WA to install the country’s longest electric highway


Western Australia is set to install 90 new electric vehicle fast charging stations at 45 different locations stretching from Kununurra in the north, to Esperance in the south and Kalgoorlie in the state’s east. The EV charing stations will be located along what the government called “key travel routes”, with the network spanning a total distance of over 3,000 kilometres.

Each of the stations will be 160 kilometres apart on average, a distance intended to put EV drivers at ease.

The tender for the charging stations’ design is anticipated to hit the market by the end of the year, with the EV charging network expected to be fully operational by early 2024.

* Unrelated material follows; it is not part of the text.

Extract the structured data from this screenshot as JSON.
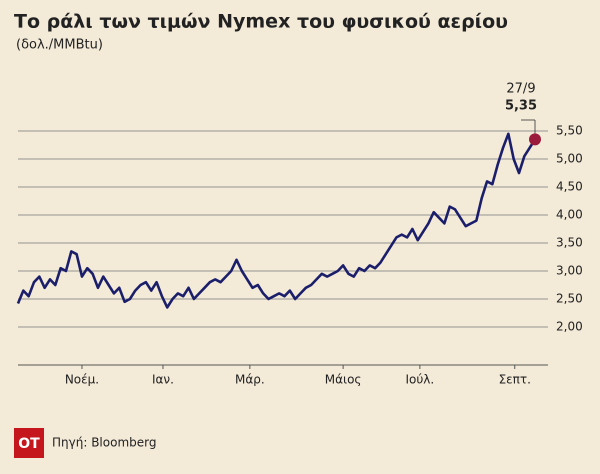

The stations will see EVs charged in as little as 15 minutes, with the McGowen government saying the locations were determined by the state-owned energy providers Synergy and Horizon Power in consultation with the Department of Water and Environmental Regulation, and aim to encourage tourists to explore regional towns while their cars charge.

WA’s Electric Vehicle Action Plan aims to prepare the state for a rapid uptake of EVs.

WA government

“Western Australia is a vast state and our huge fast-charging network will give electric vehicle owners confidence they can travel far and wide by eliminating any concerns around range anxiety,” Western Australia’s Environment and Climate Action Minister Amber-Jade Sanderson said.  “This infrastructure is a key to boosting electric vehicle uptake in the state and helps continue the transition to net zero carbon emissions by 2050.”

WA’s government today also launched its Electric Vehicle Action Plan, which aims to provide a set of actions to prepare the state for a rapid uptake of EVs. “The McGowan government is preparing for the future, with 20% of new car sales in Australia expected to be electric by 2030,” Energy Minister Bill Johnston said.

This year, the government’s plan is to focus on industry collaboration, sharing knowledge to integrate distributed energy resources (DERs), EV and batteries at fringe of grid. It also wants to ensure network operators have visibility of new connections while keeping the customer EV purchase and connection journeys simple.

The plan ramps up next year, when the state government will begin discussing EV tariffs, carrying out customer research, planning scenarios and developing models to assess uptake impacts. By 2024, the state is hoping to have consumer protections in place.

The new fast-charging network announcement is part of the state government’s $21 million Electric Vehicle Fund and the State Electric Vehicle Strategy for Western Australia.